Sandwell Council is being handed £1,148,188 - the second largest handout of £28m funding being given to local councils across England.

The latest handout brings the total funding from the Government's Controlling Migration Fund to more than £100 million since 2016.

The money is being split between four borough projects which help children from migrant families secure school places, teach new arrivals English, help pupils with special needs and those who have mental health difficulties after experiencing trauma and help families access benefits and services and gain employment.

Cash will go to Sandwell’s Transition Education Partnership Service (STEPS), the Sandwell Language Network (SLN), The Holistic Opportunities for Person-centred Education (HOPE) and Settling Well.

The largest sum is £1,222,380 - which is going to Birmingham City Council. Dudley Council will not receive any cash, while Wolverhampton City Council is getting £223,421.

Announced by Communities Minister Lord Bourne, cash will be allocated to 123 projects across England.

Lord Bourne said: "Whether its tackling rogue landlords who exploit vulnerable migrants, helping new arrivals learn English or supporting care leavers to access education, the Controlling Migration Fund is delivering results across the country and providing services for the benefit of all.

"Each community is unique in the challenges it faces, but the projects we've funded have shown that positive change is possible when people come together and think innovatively about how to support the whole community."

Sandwell’s Transition Education Partnership Service (STEPS), a project to help children from migrant families secure a school place, will get £91k.

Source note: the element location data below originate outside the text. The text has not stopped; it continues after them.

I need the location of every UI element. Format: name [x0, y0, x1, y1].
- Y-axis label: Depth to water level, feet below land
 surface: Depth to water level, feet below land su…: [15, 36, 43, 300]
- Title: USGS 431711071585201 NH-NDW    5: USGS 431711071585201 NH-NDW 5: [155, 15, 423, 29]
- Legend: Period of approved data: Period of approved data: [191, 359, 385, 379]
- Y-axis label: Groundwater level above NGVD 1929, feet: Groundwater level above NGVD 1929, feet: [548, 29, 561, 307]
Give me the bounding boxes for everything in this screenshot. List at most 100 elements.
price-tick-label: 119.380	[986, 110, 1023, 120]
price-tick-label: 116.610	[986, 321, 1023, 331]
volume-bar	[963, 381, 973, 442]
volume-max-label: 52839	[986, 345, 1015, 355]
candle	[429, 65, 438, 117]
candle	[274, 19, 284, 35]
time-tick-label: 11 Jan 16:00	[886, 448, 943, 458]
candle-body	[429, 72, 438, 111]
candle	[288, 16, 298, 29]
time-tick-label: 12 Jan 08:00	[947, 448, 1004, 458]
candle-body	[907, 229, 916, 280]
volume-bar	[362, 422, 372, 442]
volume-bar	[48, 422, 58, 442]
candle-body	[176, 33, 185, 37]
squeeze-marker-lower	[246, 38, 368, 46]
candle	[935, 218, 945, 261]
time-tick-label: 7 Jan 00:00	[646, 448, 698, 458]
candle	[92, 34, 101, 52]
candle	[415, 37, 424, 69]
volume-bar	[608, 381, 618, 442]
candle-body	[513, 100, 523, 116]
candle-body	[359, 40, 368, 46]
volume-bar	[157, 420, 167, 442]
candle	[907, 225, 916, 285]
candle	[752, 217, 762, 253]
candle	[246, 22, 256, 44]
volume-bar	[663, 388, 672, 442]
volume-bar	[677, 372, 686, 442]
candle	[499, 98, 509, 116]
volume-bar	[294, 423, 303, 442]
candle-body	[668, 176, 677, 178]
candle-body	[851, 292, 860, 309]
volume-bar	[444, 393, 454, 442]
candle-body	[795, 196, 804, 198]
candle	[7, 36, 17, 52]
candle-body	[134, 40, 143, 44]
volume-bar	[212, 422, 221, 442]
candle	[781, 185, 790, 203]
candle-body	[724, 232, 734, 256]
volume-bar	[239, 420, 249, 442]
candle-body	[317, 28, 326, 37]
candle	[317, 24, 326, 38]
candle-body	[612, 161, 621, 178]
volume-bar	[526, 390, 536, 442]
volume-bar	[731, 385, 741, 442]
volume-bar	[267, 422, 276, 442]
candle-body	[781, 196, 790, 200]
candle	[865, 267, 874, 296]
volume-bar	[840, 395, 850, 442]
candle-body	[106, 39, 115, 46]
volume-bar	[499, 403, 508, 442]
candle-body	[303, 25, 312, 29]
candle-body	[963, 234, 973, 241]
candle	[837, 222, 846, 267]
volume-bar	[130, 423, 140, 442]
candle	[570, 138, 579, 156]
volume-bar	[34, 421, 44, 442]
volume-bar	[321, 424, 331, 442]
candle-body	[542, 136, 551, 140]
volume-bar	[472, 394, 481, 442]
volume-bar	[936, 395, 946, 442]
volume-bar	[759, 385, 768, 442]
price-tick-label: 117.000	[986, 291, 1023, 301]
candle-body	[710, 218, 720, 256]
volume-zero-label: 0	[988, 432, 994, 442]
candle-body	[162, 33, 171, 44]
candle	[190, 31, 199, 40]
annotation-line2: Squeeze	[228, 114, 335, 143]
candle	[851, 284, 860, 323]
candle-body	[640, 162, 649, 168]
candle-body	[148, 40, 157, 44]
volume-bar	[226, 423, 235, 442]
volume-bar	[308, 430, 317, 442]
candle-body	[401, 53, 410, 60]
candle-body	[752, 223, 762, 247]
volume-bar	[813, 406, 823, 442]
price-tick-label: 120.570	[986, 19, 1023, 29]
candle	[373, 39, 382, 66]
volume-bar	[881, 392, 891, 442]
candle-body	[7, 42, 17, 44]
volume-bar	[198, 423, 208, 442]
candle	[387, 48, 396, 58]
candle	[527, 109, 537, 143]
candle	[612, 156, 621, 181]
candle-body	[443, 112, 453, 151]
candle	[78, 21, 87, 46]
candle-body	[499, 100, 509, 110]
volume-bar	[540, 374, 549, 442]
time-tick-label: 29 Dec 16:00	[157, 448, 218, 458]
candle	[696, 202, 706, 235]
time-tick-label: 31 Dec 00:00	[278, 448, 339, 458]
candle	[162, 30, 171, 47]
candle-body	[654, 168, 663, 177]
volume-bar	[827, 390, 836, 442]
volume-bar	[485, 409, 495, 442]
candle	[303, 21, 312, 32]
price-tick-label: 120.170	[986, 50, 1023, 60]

The centre supports newly arrived families understand the social expectations of the British Education system as well as providing information on housing, benefits and public services.

It helps migrants learn English through adult ESOL classes, safeguards vulnerable arrivals from exploitation, reduces immediate pressure on school resources and assists with community integration.

The Sandwell Language Network (SLN) will get £381,005. The project, which is backed by Sandwell MBC and Sandwell College, offers a range of opportunities for English language learning, supporting employability and building self-reliance by helping people to help themselves.

The Holistic Opportunities for Person-centred Education (HOPE) will get £477,500.

A description of the projects reads: "In Sandwell many people speak a first language other than English and it is home to a constantly increasing number of international new arrival families settling in the borough. 

"Some of the pupils newly arriving in Sandwell have Special Educational Needs including social, emotional and mental health difficulties due to experiencing trauma.

"The HOPE Centre, will use an multi-agency team to assess pupils needs and support pupils whilst they are being allocated a school place. 

"HOPE Centre will also provide support to families through adult learning classes, community events and signposting to other relevant agencies."

Settling Well will get £198,591 to will provide early intervention for migrants.

Community navigators, supported by a specialist advice worker, will deliver practical advice and hands on support to migrants, dealing with their immediate issues and helping them settle permanently in Sandwell.

The service will be delivered by Citizens Advice Sandwell (CA) and Brushstrokes Community Project in community settings across Sandwell.